Much like the leprechaun in Irish folklore, the Galo de Barcelos is the unofficial symbol of good luck in Portuguese folklore. As colorful as the Irish leprechaun in character and appearance, the Galo de Barcelos is tied to a legend that includes good luck. It is believed that the inhabitants of a village were quite alarmed with a crime, and this all the more because they could not discover the criminal. One day appeared an outsider who became suspect at once.

The authorities resolved to seize him, and despite all his oaths of innocence, nobody believed him. Nobody thought it credible that the man was on his way to worship a well-known saint in a nearby town, St. Tiago. Finally, he was condemned to death by hanging. As a last request before his execution, he asked to be brought once more into the presence of the judge who had condemned him. The request was granted, and they lead him to the residence of the magistrate, who was just banqueting with some friends. The convicted man declared his innocence again, and in the presence of the guests, he pointed to a roasted rooster on the table, exclaiming: "My innocence is as certain as the roasted rooster will cry if I should be hung." Everybody laughed at him, but nobody dared to touch the rooster. 

However, what seemed impossible became a reality. When the man was to be hung, in that very moment, the roasted rooster stood up on the table and began crying. Nobody doubted any more the innocence of the condemned man. They hurried to the gibbet and saw the poor man with the rope around his neck. But a free knot had avoided his suffocation. Immediately set free, the man went away in peace. From this story was born the belief that the rooster brought the condemned man good luck. Along with the continued belief that the Galo de Barcelos brings its owner good luck, it also remains a symbol of the importance of honesty, integrity, trust, and honor.

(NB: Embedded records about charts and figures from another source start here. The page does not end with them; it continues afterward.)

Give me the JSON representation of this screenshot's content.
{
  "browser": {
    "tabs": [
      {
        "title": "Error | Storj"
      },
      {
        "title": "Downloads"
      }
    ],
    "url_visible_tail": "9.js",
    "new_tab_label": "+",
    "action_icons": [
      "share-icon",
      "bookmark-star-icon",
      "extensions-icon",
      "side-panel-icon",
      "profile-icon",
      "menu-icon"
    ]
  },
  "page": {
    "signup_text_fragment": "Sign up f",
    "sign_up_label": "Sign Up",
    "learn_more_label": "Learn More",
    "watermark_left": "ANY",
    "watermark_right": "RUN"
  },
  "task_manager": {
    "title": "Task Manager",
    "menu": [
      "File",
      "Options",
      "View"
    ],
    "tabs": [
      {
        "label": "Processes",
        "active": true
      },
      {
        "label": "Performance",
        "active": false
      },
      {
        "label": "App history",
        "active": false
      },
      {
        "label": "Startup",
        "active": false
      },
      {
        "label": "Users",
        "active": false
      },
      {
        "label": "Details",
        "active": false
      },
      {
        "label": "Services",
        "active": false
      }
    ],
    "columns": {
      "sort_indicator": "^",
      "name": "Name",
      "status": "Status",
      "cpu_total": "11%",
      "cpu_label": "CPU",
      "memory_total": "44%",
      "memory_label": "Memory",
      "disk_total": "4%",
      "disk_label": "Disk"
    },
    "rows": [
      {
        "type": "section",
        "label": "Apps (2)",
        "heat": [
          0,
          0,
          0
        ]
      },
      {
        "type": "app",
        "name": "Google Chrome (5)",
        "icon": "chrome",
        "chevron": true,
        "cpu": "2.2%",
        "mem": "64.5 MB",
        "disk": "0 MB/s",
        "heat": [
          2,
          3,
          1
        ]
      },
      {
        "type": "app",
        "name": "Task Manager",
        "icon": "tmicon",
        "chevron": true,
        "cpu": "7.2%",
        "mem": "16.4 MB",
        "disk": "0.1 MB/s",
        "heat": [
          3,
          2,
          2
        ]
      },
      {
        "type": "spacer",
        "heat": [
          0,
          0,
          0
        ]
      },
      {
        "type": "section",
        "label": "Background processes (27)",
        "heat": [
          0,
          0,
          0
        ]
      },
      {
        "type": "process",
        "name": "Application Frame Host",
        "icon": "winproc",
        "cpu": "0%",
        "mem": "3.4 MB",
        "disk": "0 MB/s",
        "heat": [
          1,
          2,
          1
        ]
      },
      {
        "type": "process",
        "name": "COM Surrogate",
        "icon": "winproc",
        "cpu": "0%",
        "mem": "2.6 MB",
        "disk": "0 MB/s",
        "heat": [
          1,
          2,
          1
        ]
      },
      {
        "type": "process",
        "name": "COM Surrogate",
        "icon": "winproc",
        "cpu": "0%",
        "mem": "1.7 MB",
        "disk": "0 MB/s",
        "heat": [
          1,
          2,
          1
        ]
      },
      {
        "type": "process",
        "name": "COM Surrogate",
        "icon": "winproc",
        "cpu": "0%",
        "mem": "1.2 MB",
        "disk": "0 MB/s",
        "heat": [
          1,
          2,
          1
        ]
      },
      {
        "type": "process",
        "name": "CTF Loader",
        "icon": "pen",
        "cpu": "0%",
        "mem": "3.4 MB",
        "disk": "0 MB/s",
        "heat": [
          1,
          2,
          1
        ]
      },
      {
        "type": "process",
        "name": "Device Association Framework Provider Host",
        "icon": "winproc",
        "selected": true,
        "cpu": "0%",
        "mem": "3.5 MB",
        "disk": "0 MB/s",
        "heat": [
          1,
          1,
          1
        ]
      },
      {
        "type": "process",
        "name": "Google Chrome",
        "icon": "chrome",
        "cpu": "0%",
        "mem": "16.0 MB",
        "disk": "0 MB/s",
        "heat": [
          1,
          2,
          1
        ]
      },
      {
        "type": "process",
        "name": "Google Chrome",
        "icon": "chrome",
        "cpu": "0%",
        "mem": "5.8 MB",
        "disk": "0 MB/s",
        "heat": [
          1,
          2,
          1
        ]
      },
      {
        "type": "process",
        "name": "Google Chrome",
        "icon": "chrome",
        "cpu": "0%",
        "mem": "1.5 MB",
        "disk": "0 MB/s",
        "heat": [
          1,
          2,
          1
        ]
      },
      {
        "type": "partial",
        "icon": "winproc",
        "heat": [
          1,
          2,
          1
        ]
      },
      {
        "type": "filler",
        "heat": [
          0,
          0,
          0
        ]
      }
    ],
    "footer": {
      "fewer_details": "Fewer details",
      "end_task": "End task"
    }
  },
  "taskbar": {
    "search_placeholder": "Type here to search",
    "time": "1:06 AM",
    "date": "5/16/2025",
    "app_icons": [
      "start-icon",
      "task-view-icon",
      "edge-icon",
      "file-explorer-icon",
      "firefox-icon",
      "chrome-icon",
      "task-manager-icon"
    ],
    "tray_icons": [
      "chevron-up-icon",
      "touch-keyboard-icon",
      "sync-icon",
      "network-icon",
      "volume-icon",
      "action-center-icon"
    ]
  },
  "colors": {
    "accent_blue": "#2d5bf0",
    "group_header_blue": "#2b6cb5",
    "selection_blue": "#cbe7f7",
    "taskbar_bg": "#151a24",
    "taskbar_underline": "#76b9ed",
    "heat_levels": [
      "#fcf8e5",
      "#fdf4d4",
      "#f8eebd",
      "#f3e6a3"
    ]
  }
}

In addition to having cultural symbols that loudly broadcast the reverence to good luck in their cultures, the Irish and Portuguese share a practice of wishing good luck upon others in daily living. And is it any wonder that it would be so? In these two ancient cultures where watching loved ones leave for uncharted lands and seas, the words "good luck to you" were commonplace on the lips of those left behind. Both in their early years of exploration and contemporary history, when emigration seemed the only way to survive, the importance of holding hope that things would be better on the journey's other end was prevalent to the citizens of modern Ireland and those of Portugal, and its territories. Therein lies the final proof that the Galo de Barcelos and the Irish leprechaun do have shared characteristics. These two colorful characters represent centuries of holding hope that good luck comes to those who wish it. May good luck and boa sorte be with you all.